El abogado parecía haber terminado de recitar el testamento de su abuelo, y los involucrados comenzaron a gritar y a maldecir, todos excepto Patrick, quien se quedó en silencio. Miraba fijamente a su hermana menor, que aún tenía el rostro pálido y los ojos llenos de lágrimas.
—¡Ustedes no obtendrán nada! —gritaba uno de los mellizos—. ¡Vamos a impugnar el testamento! —dijo, airado—. ¡Nuestro padre no pudo dejarle todo a esa niña estúpida!
—¿Qué pasaría si Anne no se casa con Delacroix? —preguntó Patrick. Esa cláusula le parecía absurda, especialmente después de lo sucedido entre ellos dos.
—La herencia se iría a la caridad —mencionó el abogado con tranquilidad—. Su abuelo sabía lo que hacía, y quería a Patrick. Pueden ver que es legal: hay testigos. Su abuelo redactó este testamento hace tres años. No tiene mucho.
Anne seguía en estado de shock. Amaba las empresas familiares. Trabajaba allí. Su vida entera había estado enfocada en algún día dirigirlas y hacerlas crecer. Ahora era ese momento... pero esa estúpida cláusula de matrimonio —peor aún, con el ser humano que más aborrecía en el mundo— la descolocaba. ¿Qué diablos pensó su abuelo?
—Tienen que firmar. Y no, William, perderías el juicio de impugnación. Su padre estaba perfectamente consciente de lo que dictaba y quería —su voz sonaba cansada—. El resto del testamento es claro: esta casa también es de Anne, y las otras propiedades se dividirán en partes iguales entre los hijos. Así que firmen —dijo el abogado, mirando con fastidio a los gemelos.
Algo me trajo de nuevo a este mundo, y esa tercera persona se desvaneció. Tenía que salir de la biblioteca y gritar. Sentía que la mirada de mi hermano intentaba descifrar mis pensamientos, pero no podía.
Mi voz salió de la garganta como un susurro que se escuchó como una orden.
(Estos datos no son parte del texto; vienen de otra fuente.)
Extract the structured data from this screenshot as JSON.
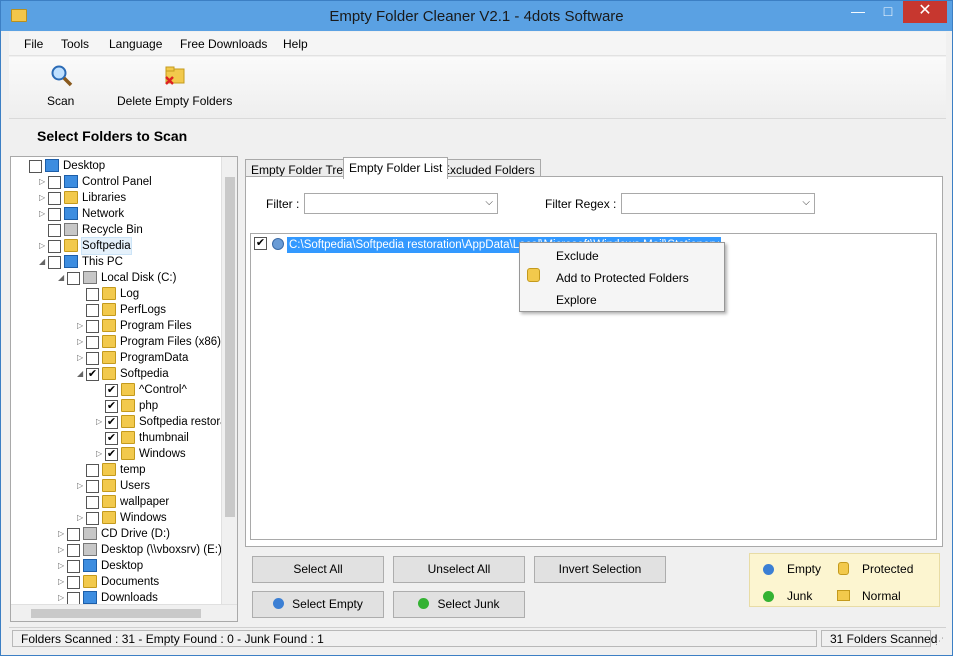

En realidad, era una orden. Por fin, esta era mi casa, y esas personas no tenían nada que hacer allí.
—¡Váyanse! ¡Váyanse de mi casa! —les grité a Elanor y a toda esa bola de cuervos. Patrick sabía que no me dirigía a él, pero aun así salió de la biblioteca. Los otros intentaron protestar, pero al ver que no conseguirían nada, se fueron, no sin antes lanzarme una mirada de desprecio.
Tendría que ver de nuevo a Alexander. Náuseas llegaron a mi estómago y, con ellas, las lágrimas comenzaron a fluir.